Después de esto, me da por reflexionar sobre las relaciones entre vida y literatura. Y pienso que, al contrario de lo que habitualmente creemos (que la literatura nos aparta de la vida), es la vida la que nos molesta y nos saca de la literatura. La vida, que aunque se reduzca a "tirarse al Paco", consigue apartarnos de la más increíble de las escrituras.

Llegar

En la página 203 de Dietario voluble, leo que hay muchas formas de llegar y que la mejor es no partir. Me quedo un buen rato pensando. Decido entonces que es buen momento para regresar de mi largo viaje. Y permanezco inmóvil unos segundos, intentando volver al lugar desde el que emprendí mi marcha. Observo, sin embargo, que ese lugar nunca existió.

22/9/08

Dietario

Estoy disfrutando como un niño con el último libro de Vila-Matas.
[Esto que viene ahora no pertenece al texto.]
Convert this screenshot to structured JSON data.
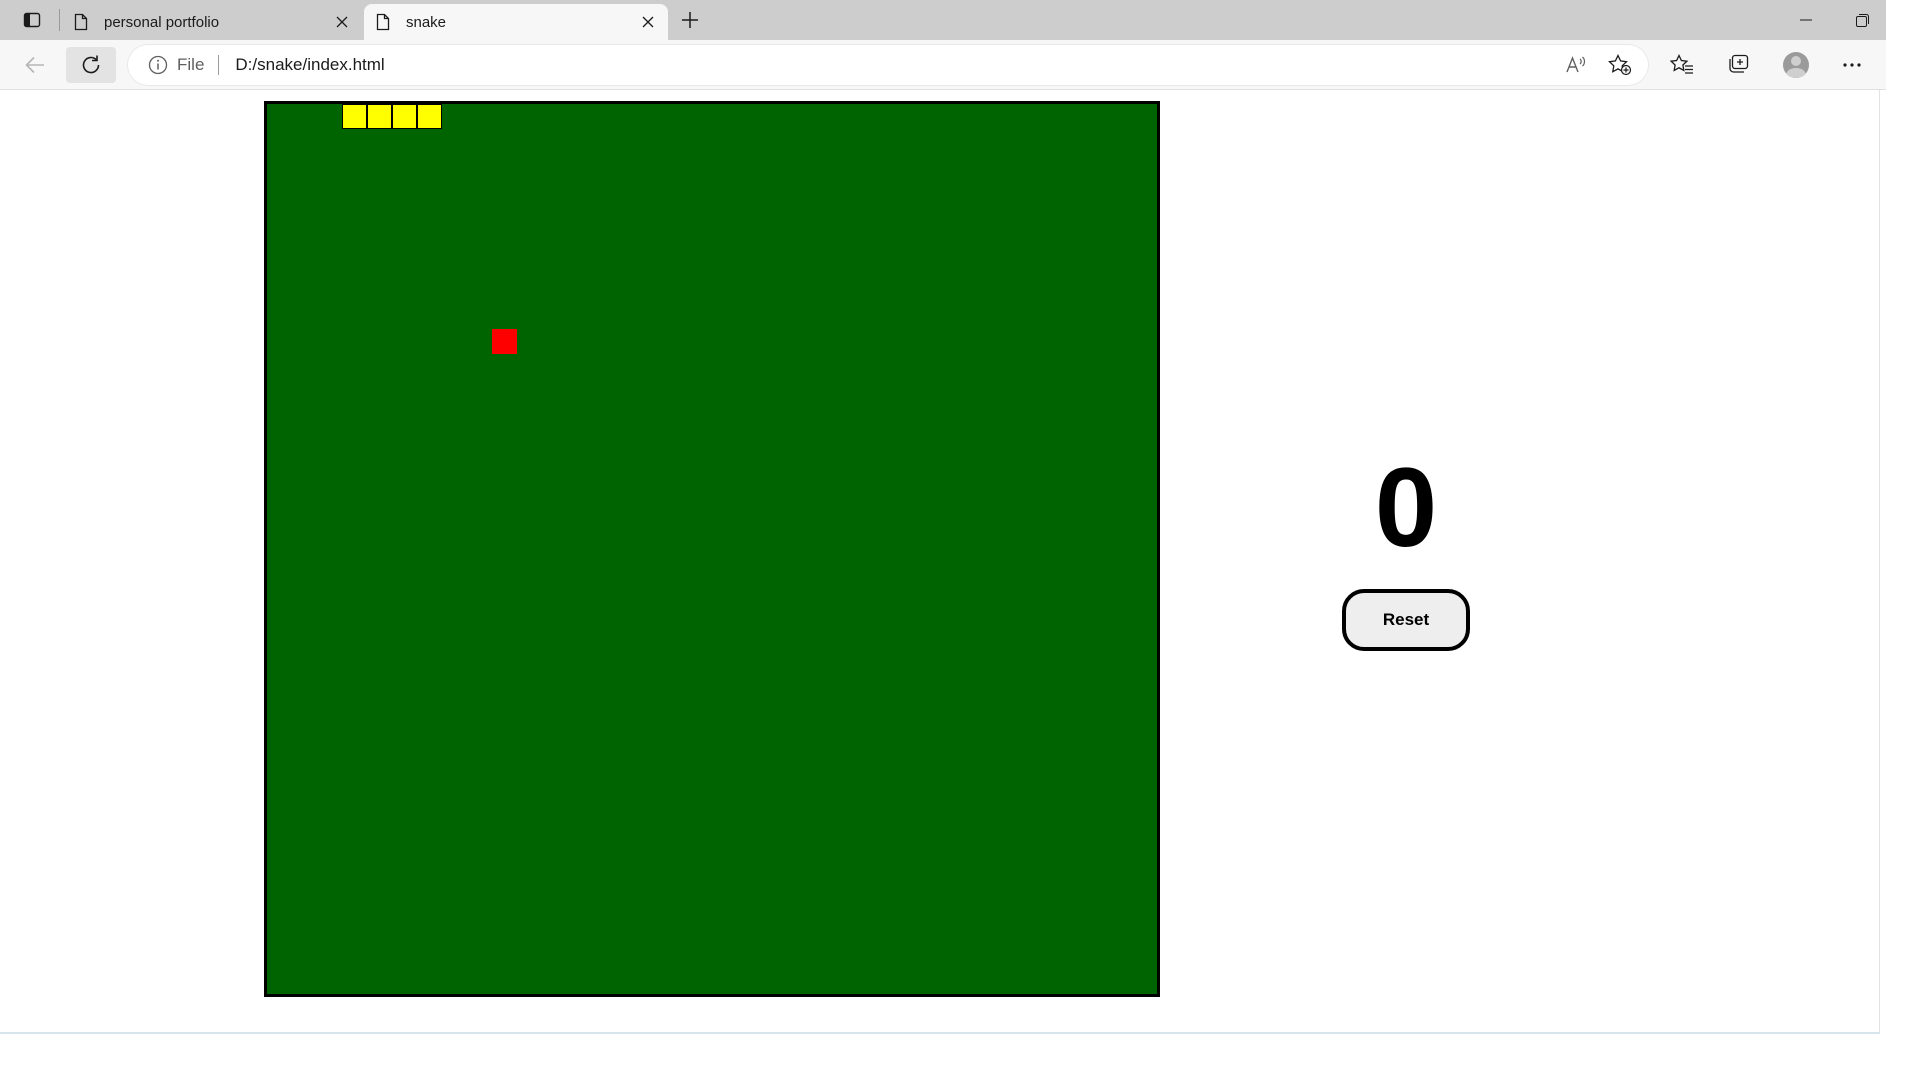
{
  "browser": {
    "tabs": [
      {
        "title": "personal portfolio",
        "active": false
      },
      {
        "title": "snake",
        "active": true
      }
    ],
    "address": {
      "site_info_label": "File",
      "url": "D:/snake/index.html"
    },
    "icons": {
      "tab_actions": "tab-actions-icon",
      "favicon": "page-icon",
      "close": "close-icon",
      "new_tab": "plus-icon",
      "back": "arrow-left-icon",
      "refresh": "refresh-icon",
      "info": "info-icon",
      "read_aloud": "read-aloud-icon",
      "add_favorite": "star-plus-icon",
      "favorites": "favorites-icon",
      "collections": "collections-icon",
      "profile": "avatar-icon",
      "more": "more-icon",
      "minimize": "minimize-icon",
      "restore": "restore-icon"
    }
  },
  "game": {
    "grid_size": 25,
    "colors": {
      "board": "#006400",
      "snake": "#ffff00",
      "snake_border": "#000000",
      "food": "#ff0000"
    },
    "snake": [
      {
        "col": 6,
        "row": 0
      },
      {
        "col": 5,
        "row": 0
      },
      {
        "col": 4,
        "row": 0
      },
      {
        "col": 3,
        "row": 0
      }
    ],
    "food": {
      "col": 9,
      "row": 9
    },
    "score": "0",
    "reset_label": "Reset"
  }
}
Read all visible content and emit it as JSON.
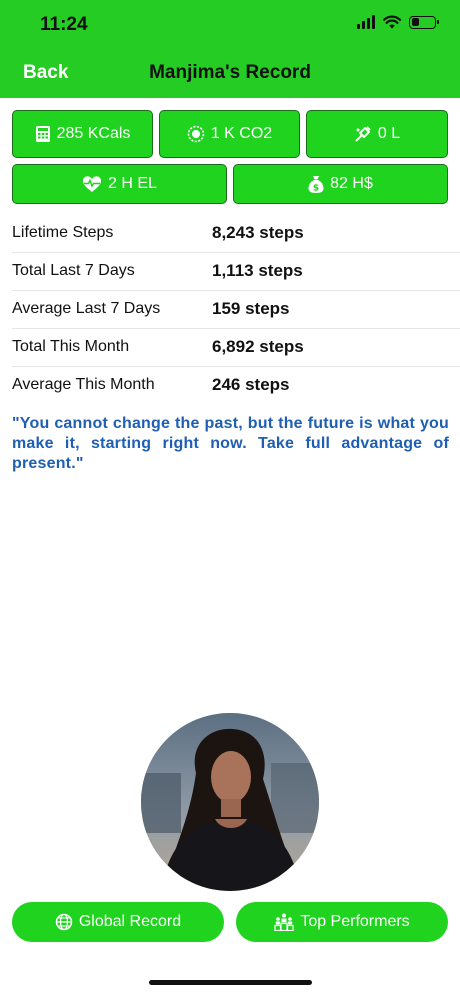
{
  "status_bar": {
    "time": "11:24",
    "battery_level": 0.35
  },
  "nav": {
    "back_label": "Back",
    "title": "Manjima's Record"
  },
  "stats": {
    "kcals": {
      "label": "285 KCals",
      "icon": "calculator-icon"
    },
    "co2": {
      "label": "1 K CO2",
      "icon": "co2-icon"
    },
    "fuel": {
      "label": "0 L",
      "icon": "fuel-nozzle-icon"
    },
    "health": {
      "label": "2 H EL",
      "icon": "heartbeat-icon"
    },
    "money": {
      "label": "82 H$",
      "icon": "money-bag-icon"
    }
  },
  "records": [
    {
      "label": "Lifetime Steps",
      "value": "8,243 steps"
    },
    {
      "label": "Total Last 7 Days",
      "value": "1,113 steps"
    },
    {
      "label": "Average Last 7 Days",
      "value": "159 steps"
    },
    {
      "label": "Total This Month",
      "value": "6,892 steps"
    },
    {
      "label": "Average This Month",
      "value": "246 steps"
    }
  ],
  "quote": "\"You cannot change the past, but the future is what you make it, starting right now. Take full advantage of present.\"",
  "buttons": {
    "global_record": "Global Record",
    "top_performers": "Top Performers"
  },
  "colors": {
    "brand_green": "#24cc24",
    "button_green": "#1fd31f",
    "quote_blue": "#1e5fb3"
  }
}
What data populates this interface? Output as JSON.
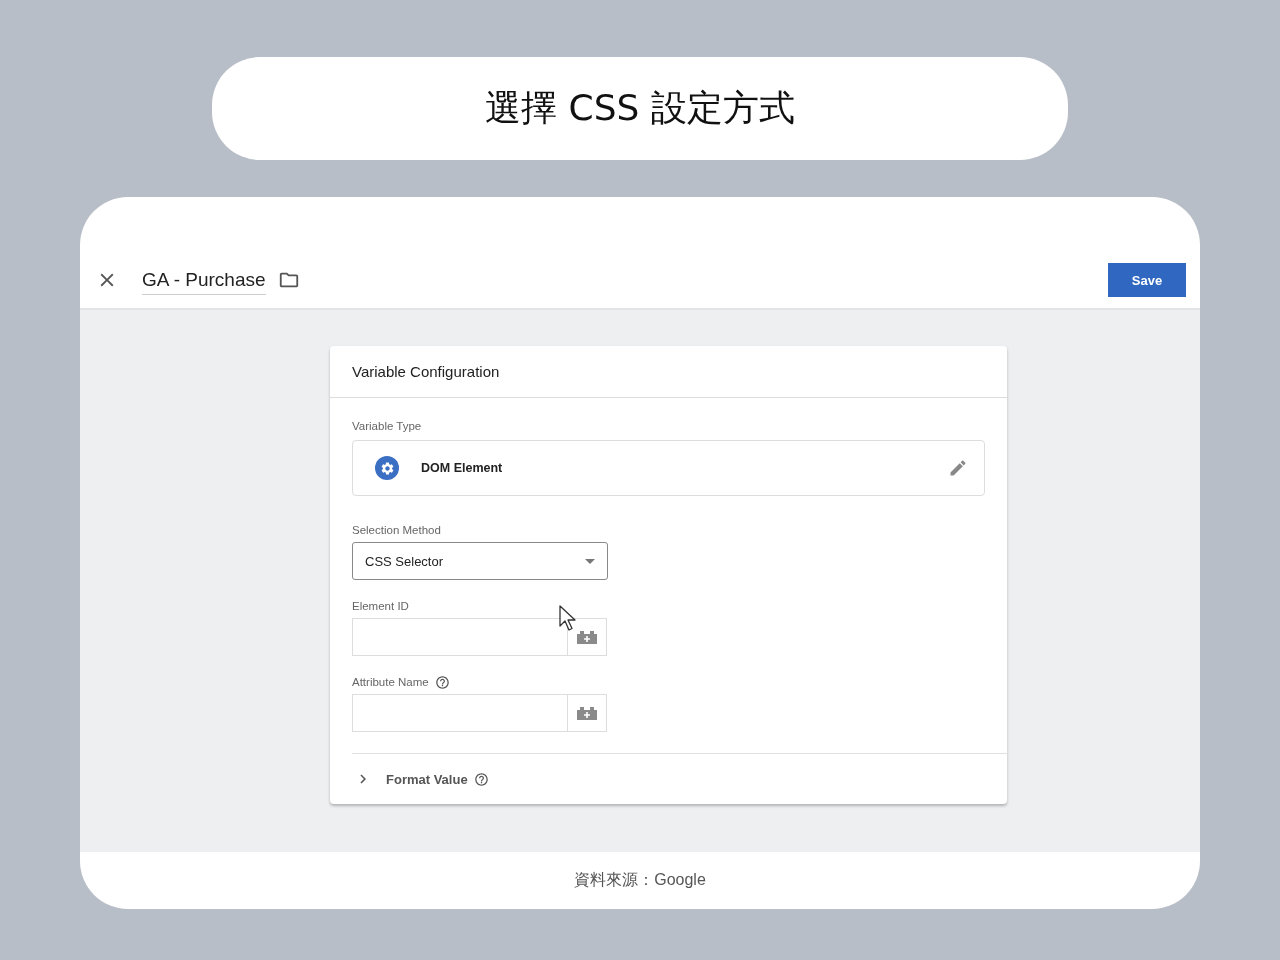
{
  "slide_title": "選擇 CSS 設定方式",
  "editor": {
    "title": "GA - Purchase",
    "save_button": "Save"
  },
  "panel": {
    "title": "Variable Configuration",
    "variable_type": {
      "label": "Variable Type",
      "value": "DOM Element"
    },
    "fields": [
      {
        "kind": "select",
        "label": "Selection Method",
        "value": "CSS Selector",
        "help": false
      },
      {
        "kind": "variable-input",
        "label": "Element ID",
        "help": false
      },
      {
        "kind": "variable-input",
        "label": "Attribute Name",
        "help": true
      }
    ],
    "format_value": {
      "label": "Format Value",
      "expanded": false
    }
  },
  "source": "資料來源：Google"
}
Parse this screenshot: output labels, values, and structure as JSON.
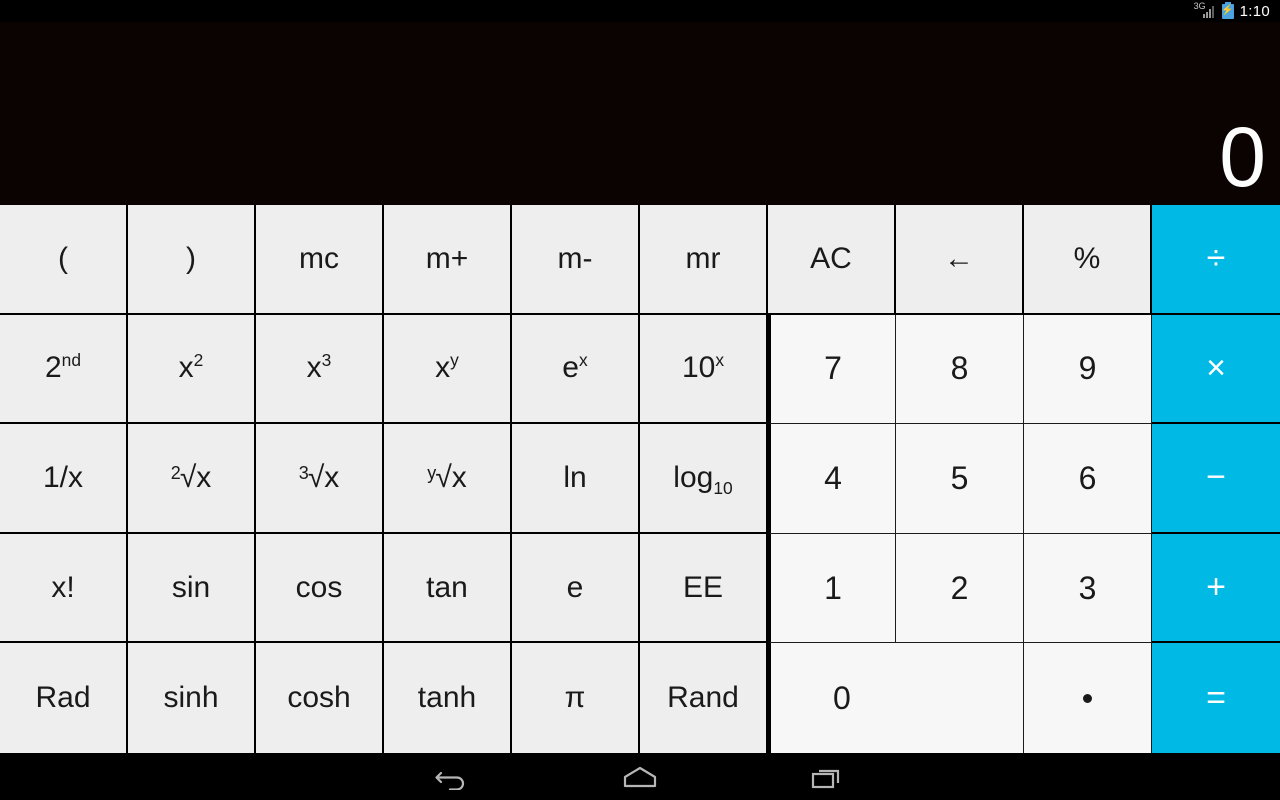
{
  "status_bar": {
    "network_label": "3G",
    "battery_icon": "battery-charging-icon",
    "signal_icon": "signal-bars-icon",
    "time": "1:10"
  },
  "display": {
    "value": "0"
  },
  "keypad": {
    "rows": [
      {
        "keys": [
          {
            "label": "(",
            "name": "key-open-paren",
            "kind": "fn"
          },
          {
            "label": ")",
            "name": "key-close-paren",
            "kind": "fn"
          },
          {
            "label": "mc",
            "name": "key-mc",
            "kind": "fn"
          },
          {
            "label": "m+",
            "name": "key-m-plus",
            "kind": "fn"
          },
          {
            "label": "m-",
            "name": "key-m-minus",
            "kind": "fn"
          },
          {
            "label": "mr",
            "name": "key-mr",
            "kind": "fn"
          },
          {
            "label": "AC",
            "name": "key-all-clear",
            "kind": "fn"
          },
          {
            "label": "←",
            "name": "key-backspace",
            "kind": "fn"
          },
          {
            "label": "%",
            "name": "key-percent",
            "kind": "fn"
          },
          {
            "label": "÷",
            "name": "key-divide",
            "kind": "op"
          }
        ]
      },
      {
        "keys": [
          {
            "label": "2nd",
            "name": "key-second",
            "kind": "fn"
          },
          {
            "label": "x2",
            "name": "key-x-squared",
            "kind": "fn"
          },
          {
            "label": "x3",
            "name": "key-x-cubed",
            "kind": "fn"
          },
          {
            "label": "xy",
            "name": "key-x-pow-y",
            "kind": "fn"
          },
          {
            "label": "ex",
            "name": "key-e-pow-x",
            "kind": "fn"
          },
          {
            "label": "10x",
            "name": "key-ten-pow-x",
            "kind": "fn"
          },
          {
            "label": "7",
            "name": "key-7",
            "kind": "num"
          },
          {
            "label": "8",
            "name": "key-8",
            "kind": "num"
          },
          {
            "label": "9",
            "name": "key-9",
            "kind": "num"
          },
          {
            "label": "×",
            "name": "key-multiply",
            "kind": "op"
          }
        ]
      },
      {
        "keys": [
          {
            "label": "1/x",
            "name": "key-reciprocal",
            "kind": "fn"
          },
          {
            "label": "2sqrtx",
            "name": "key-square-root",
            "kind": "fn"
          },
          {
            "label": "3sqrtx",
            "name": "key-cube-root",
            "kind": "fn"
          },
          {
            "label": "ysqrtx",
            "name": "key-y-root",
            "kind": "fn"
          },
          {
            "label": "ln",
            "name": "key-ln",
            "kind": "fn"
          },
          {
            "label": "log10",
            "name": "key-log-base-10",
            "kind": "fn"
          },
          {
            "label": "4",
            "name": "key-4",
            "kind": "num"
          },
          {
            "label": "5",
            "name": "key-5",
            "kind": "num"
          },
          {
            "label": "6",
            "name": "key-6",
            "kind": "num"
          },
          {
            "label": "−",
            "name": "key-subtract",
            "kind": "op"
          }
        ]
      },
      {
        "keys": [
          {
            "label": "x!",
            "name": "key-factorial",
            "kind": "fn"
          },
          {
            "label": "sin",
            "name": "key-sin",
            "kind": "fn"
          },
          {
            "label": "cos",
            "name": "key-cos",
            "kind": "fn"
          },
          {
            "label": "tan",
            "name": "key-tan",
            "kind": "fn"
          },
          {
            "label": "e",
            "name": "key-euler",
            "kind": "fn"
          },
          {
            "label": "EE",
            "name": "key-ee",
            "kind": "fn"
          },
          {
            "label": "1",
            "name": "key-1",
            "kind": "num"
          },
          {
            "label": "2",
            "name": "key-2",
            "kind": "num"
          },
          {
            "label": "3",
            "name": "key-3",
            "kind": "num"
          },
          {
            "label": "+",
            "name": "key-add",
            "kind": "op"
          }
        ]
      },
      {
        "keys": [
          {
            "label": "Rad",
            "name": "key-rad",
            "kind": "fn"
          },
          {
            "label": "sinh",
            "name": "key-sinh",
            "kind": "fn"
          },
          {
            "label": "cosh",
            "name": "key-cosh",
            "kind": "fn"
          },
          {
            "label": "tanh",
            "name": "key-tanh",
            "kind": "fn"
          },
          {
            "label": "π",
            "name": "key-pi",
            "kind": "fn"
          },
          {
            "label": "Rand",
            "name": "key-rand",
            "kind": "fn"
          },
          {
            "label": "0",
            "name": "key-0",
            "kind": "num-wide"
          },
          {
            "label": ".",
            "name": "key-decimal",
            "kind": "num"
          },
          {
            "label": "=",
            "name": "key-equals",
            "kind": "op"
          }
        ]
      }
    ]
  },
  "nav_bar": {
    "back_label": "back-icon",
    "home_label": "home-icon",
    "recents_label": "recents-icon"
  },
  "colors": {
    "operator": "#00b9e4",
    "function_key": "#eeeeee",
    "number_key": "#f7f7f7",
    "display_bg": "#0a0302",
    "key_text": "#1a1a1a"
  }
}
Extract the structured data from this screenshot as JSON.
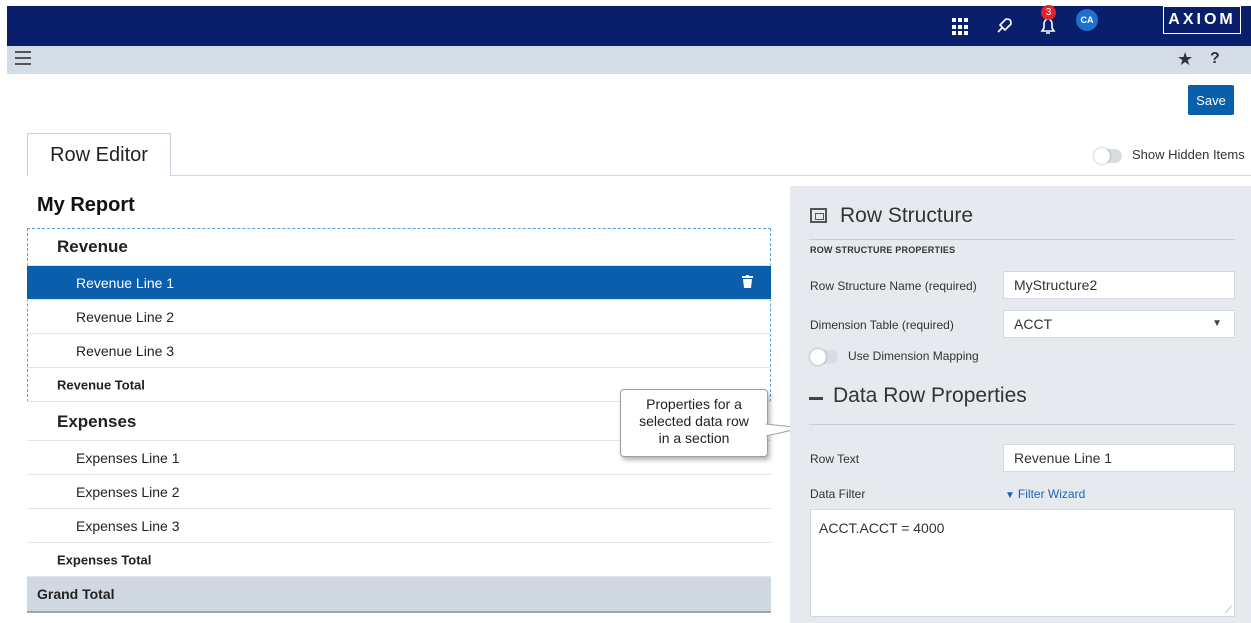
{
  "topbar": {
    "notification_count": "3",
    "avatar_initials": "CA",
    "logo_text": "AXIOM",
    "icons": [
      "apps-grid-icon",
      "rocket-icon",
      "bell-icon"
    ]
  },
  "subbar": {
    "icons": [
      "menu-icon",
      "star-icon",
      "help-icon"
    ],
    "help_glyph": "?"
  },
  "toolbar": {
    "save_label": "Save"
  },
  "tabs": [
    {
      "label": "Row Editor"
    }
  ],
  "show_hidden": {
    "label": "Show Hidden Items"
  },
  "report": {
    "title": "My Report",
    "rows": [
      {
        "label": "Revenue",
        "kind": "header"
      },
      {
        "label": "Revenue Line 1",
        "kind": "line",
        "selected": true
      },
      {
        "label": "Revenue Line 2",
        "kind": "line"
      },
      {
        "label": "Revenue Line 3",
        "kind": "line"
      },
      {
        "label": "Revenue Total",
        "kind": "total"
      },
      {
        "label": "Expenses",
        "kind": "header"
      },
      {
        "label": "Expenses Line 1",
        "kind": "line"
      },
      {
        "label": "Expenses Line 2",
        "kind": "line"
      },
      {
        "label": "Expenses Line 3",
        "kind": "line"
      },
      {
        "label": "Expenses Total",
        "kind": "total"
      },
      {
        "label": "Grand Total",
        "kind": "grand"
      }
    ]
  },
  "callout": {
    "line1": "Properties for a",
    "line2": "selected data row",
    "line3": "in a section"
  },
  "panel": {
    "title": "Row Structure",
    "subtitle": "ROW STRUCTURE PROPERTIES",
    "name_label": "Row Structure Name (required)",
    "name_value": "MyStructure2",
    "dim_label": "Dimension Table (required)",
    "dim_value": "ACCT",
    "mapping_label": "Use Dimension Mapping",
    "section_title": "Data Row Properties",
    "row_text_label": "Row Text",
    "row_text_value": "Revenue Line 1",
    "filter_label": "Data Filter",
    "filter_link": "Filter Wizard",
    "filter_value": "ACCT.ACCT = 4000"
  },
  "colors": {
    "topbar": "#0a1f6b",
    "accent": "#0a5fad",
    "badge": "#e0242b",
    "panel_bg": "#e6eaee"
  }
}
Ya casi lo tengo acabado. Espero haberlo hecho para el próximo viernes, día en el que inaugura la Feria del Libro de Murcia con una conferencia a las 20 horas. En un momento del libro, el escritor alude una afirmación de Pascal según la cual "los mejores libros son aquellos cuyos lectores creen que también ellos podrían haberlos escrito". No puedo estar más de acuerdo con él, aunque esa creencia en la posibilidad de la escritura sea siempre imaginaria. Más que creer que yo podría haber escrito este Dietario, me gusta imaginarme escribiéndolo, usurpando el lugar de Vila-Matas, experimentando sus vivencias y reinventándome en cada frase, sujeto de una dieta literaria.